It’s peaceful running here. Beside the road, straggly vines drape across the ground, Santorini-style. I trot past a cluster of pines, round a corner, and a vista opens. Beyond the airport to my left, the horizon rises evenly through sparse brown fields. The white town of Pyrgos stands atop the hillside, looking out to Fira on the crater rim, and the tourist trail to Oia. Nothing is flying yet, though a few cars drift past, carrying holiday workers to their travel agencies and hotels. Ten minutes go by as the day grows warmer and my legs steadily measure out the long road beside the runway.
The church of Agios Ioannis (St John) lies up ahead. Not far beyond lies the pretty beach of Monolithos, with Vourvoulos hidden further on. Quiet, dreamy hideaways these, floating in the forgotten corners of a tourist island — yet still recalling the violent history of this place. Because this landscape, between Ancient Thera, Pyrgos and Monolithos, formed around a smaller, older island that was buried by a series of cataclysmic eruptions throughout the past 200,000 years.
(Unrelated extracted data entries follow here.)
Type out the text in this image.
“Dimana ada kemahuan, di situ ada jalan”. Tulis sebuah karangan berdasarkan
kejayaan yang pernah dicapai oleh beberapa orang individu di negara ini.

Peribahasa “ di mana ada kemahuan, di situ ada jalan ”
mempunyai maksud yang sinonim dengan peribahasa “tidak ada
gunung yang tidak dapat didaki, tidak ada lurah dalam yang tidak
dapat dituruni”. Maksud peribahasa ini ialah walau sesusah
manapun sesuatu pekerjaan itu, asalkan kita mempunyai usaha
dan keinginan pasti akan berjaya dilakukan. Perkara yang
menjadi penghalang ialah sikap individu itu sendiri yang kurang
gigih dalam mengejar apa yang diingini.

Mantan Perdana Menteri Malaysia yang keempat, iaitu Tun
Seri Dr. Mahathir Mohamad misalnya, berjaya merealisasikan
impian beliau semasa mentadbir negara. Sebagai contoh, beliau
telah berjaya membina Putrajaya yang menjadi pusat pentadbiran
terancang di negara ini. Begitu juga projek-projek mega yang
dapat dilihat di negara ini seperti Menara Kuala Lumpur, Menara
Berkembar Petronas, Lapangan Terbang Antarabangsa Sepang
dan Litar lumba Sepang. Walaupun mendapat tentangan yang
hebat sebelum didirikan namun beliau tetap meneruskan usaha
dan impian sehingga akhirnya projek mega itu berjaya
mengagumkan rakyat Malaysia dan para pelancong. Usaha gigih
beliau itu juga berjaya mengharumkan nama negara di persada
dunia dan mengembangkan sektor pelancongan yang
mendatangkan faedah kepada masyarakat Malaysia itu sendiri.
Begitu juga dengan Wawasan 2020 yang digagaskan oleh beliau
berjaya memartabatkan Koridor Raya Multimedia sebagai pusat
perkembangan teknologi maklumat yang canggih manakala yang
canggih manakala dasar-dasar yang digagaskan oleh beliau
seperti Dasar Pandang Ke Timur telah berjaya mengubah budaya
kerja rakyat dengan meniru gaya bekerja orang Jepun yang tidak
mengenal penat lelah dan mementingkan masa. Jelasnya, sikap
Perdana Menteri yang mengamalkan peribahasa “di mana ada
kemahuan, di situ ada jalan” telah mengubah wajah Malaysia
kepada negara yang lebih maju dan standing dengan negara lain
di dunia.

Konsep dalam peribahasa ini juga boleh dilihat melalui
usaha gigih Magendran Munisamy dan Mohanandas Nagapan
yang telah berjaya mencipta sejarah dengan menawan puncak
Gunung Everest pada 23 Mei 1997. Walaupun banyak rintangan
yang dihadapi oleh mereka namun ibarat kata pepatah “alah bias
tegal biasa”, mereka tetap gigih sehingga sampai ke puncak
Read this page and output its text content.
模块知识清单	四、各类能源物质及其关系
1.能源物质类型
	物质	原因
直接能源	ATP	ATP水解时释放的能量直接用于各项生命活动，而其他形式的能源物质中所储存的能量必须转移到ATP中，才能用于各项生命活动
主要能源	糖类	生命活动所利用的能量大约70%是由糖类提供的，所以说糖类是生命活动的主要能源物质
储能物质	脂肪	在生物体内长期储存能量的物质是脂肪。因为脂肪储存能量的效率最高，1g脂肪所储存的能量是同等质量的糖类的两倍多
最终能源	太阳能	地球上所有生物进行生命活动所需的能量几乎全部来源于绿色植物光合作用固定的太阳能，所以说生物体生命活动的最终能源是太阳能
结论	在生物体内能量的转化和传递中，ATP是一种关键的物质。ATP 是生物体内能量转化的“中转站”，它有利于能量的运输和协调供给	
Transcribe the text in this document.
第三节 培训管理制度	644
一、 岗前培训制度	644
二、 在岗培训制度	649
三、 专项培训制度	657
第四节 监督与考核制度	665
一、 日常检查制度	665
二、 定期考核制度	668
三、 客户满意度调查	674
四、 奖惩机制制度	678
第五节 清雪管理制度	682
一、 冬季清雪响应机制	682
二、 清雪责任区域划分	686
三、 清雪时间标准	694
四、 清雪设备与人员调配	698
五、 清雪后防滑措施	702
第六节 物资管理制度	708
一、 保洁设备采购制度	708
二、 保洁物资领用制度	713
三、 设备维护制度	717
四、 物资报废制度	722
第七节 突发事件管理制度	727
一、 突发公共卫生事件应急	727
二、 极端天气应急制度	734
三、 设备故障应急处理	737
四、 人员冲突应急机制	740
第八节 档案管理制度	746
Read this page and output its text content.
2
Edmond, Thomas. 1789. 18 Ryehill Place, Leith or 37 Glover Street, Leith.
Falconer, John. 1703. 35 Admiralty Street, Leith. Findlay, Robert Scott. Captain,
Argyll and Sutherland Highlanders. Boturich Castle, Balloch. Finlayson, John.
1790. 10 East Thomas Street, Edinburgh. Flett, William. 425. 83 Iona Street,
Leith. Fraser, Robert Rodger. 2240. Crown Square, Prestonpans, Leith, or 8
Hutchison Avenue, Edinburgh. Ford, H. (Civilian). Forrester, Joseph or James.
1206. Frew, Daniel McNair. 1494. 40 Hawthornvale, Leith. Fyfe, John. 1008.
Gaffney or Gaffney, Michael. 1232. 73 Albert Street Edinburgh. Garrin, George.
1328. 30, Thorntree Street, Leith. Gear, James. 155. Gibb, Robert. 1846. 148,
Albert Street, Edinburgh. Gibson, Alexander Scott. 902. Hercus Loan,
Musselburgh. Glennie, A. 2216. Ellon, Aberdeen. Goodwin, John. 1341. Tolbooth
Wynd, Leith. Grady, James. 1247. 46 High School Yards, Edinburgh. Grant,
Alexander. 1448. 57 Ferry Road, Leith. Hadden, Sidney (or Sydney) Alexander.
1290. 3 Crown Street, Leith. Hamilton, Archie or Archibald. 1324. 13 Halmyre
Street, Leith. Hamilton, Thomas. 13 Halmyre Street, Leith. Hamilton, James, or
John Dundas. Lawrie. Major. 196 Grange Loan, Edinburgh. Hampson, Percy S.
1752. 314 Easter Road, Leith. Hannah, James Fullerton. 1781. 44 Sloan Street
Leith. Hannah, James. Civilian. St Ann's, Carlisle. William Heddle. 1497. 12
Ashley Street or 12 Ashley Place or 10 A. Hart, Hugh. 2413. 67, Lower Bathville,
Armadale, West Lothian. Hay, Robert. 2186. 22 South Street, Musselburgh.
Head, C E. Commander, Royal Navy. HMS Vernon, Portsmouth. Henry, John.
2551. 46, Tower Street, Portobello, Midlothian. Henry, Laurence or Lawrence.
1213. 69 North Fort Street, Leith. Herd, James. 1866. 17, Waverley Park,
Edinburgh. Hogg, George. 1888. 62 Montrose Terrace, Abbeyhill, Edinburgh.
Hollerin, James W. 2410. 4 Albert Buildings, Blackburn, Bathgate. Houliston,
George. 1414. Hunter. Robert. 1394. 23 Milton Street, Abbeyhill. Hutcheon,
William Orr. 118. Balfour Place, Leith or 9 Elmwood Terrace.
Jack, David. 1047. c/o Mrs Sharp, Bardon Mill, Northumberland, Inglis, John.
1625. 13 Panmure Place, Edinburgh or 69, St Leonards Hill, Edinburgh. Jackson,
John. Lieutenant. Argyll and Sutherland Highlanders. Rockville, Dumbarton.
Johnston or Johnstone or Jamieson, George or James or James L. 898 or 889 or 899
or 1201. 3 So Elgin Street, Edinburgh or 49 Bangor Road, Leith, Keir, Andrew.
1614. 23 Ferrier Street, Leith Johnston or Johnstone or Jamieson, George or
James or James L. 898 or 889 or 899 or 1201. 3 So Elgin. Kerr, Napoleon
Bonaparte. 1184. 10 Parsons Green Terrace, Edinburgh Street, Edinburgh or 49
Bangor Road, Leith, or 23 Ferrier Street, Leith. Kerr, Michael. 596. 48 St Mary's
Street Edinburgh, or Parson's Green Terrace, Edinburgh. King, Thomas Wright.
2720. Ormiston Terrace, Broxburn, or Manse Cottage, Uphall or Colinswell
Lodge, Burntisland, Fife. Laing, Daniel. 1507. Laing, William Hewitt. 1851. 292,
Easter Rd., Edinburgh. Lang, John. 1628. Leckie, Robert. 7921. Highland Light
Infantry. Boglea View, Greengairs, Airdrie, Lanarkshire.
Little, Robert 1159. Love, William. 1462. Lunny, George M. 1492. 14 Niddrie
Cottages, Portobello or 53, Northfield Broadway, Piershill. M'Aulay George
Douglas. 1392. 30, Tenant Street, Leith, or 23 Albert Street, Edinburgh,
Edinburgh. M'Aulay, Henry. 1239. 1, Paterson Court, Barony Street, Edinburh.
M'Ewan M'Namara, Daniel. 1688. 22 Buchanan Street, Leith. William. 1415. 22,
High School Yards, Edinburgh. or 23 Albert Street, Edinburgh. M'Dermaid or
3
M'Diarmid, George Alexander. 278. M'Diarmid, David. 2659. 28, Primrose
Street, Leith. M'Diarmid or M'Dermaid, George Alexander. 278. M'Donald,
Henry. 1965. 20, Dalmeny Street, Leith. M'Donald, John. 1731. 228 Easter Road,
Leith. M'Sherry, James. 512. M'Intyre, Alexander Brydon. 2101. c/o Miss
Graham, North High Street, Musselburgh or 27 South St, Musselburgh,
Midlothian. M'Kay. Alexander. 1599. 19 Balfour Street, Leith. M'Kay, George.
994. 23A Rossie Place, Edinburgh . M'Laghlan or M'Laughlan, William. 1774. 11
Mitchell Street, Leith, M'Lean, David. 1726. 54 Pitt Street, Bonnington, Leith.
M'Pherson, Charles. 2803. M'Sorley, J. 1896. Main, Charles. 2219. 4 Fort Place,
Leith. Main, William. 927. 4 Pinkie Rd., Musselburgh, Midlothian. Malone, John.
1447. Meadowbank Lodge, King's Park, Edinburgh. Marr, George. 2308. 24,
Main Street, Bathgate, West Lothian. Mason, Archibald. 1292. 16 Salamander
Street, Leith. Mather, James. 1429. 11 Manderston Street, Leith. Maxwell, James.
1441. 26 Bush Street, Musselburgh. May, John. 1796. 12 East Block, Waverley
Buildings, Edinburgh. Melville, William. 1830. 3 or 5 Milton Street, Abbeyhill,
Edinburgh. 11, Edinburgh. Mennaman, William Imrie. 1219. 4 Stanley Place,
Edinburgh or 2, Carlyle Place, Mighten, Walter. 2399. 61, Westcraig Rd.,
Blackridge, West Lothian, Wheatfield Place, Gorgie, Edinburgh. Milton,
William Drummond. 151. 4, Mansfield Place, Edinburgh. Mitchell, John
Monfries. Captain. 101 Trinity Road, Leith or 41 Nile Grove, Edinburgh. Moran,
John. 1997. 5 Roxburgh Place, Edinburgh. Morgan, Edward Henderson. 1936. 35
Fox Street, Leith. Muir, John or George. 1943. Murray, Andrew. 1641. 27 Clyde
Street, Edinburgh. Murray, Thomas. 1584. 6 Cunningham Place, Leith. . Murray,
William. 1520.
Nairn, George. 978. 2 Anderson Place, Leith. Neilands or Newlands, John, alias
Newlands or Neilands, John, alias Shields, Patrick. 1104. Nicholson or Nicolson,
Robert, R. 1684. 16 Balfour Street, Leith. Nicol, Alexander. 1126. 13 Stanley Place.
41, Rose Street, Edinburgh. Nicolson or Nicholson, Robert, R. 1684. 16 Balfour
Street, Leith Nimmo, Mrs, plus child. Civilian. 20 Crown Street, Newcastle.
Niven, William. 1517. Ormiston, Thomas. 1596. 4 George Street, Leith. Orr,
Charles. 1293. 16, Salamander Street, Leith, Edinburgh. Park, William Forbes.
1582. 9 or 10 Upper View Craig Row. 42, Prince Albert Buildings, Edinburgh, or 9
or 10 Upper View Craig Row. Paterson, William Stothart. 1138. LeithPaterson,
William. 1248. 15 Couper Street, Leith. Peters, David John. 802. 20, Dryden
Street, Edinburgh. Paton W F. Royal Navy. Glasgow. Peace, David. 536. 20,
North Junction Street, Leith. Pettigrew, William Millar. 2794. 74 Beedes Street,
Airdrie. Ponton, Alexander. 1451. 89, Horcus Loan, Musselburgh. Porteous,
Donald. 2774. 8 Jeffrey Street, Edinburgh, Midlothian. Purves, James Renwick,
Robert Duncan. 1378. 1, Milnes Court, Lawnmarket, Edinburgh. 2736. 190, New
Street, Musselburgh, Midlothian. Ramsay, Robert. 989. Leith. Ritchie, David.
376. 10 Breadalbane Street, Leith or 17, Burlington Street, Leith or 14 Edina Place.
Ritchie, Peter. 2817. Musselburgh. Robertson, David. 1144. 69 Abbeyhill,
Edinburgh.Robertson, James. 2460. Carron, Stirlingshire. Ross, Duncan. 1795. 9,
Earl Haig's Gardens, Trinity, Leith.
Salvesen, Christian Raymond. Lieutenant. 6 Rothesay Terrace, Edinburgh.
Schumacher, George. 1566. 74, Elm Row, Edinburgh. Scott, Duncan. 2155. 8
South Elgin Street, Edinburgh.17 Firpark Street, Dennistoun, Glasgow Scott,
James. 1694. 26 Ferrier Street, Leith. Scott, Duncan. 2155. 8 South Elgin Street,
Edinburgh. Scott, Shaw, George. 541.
The road to Vourvoulos cuts through cross-bedded volcaniclastics, stuffed with vicious-looking volcanic bombs, each more than big enough to kill a man. Dating from an early eruption, these rocks fell long before recorded human history. The main event occurred 40,000 years later, around 1645BC, when the Minoan civilisation ruled the eastern Mediterranean. But their archaeological record is scant, perhaps consistent with the geological catastrophe that destroyed their power.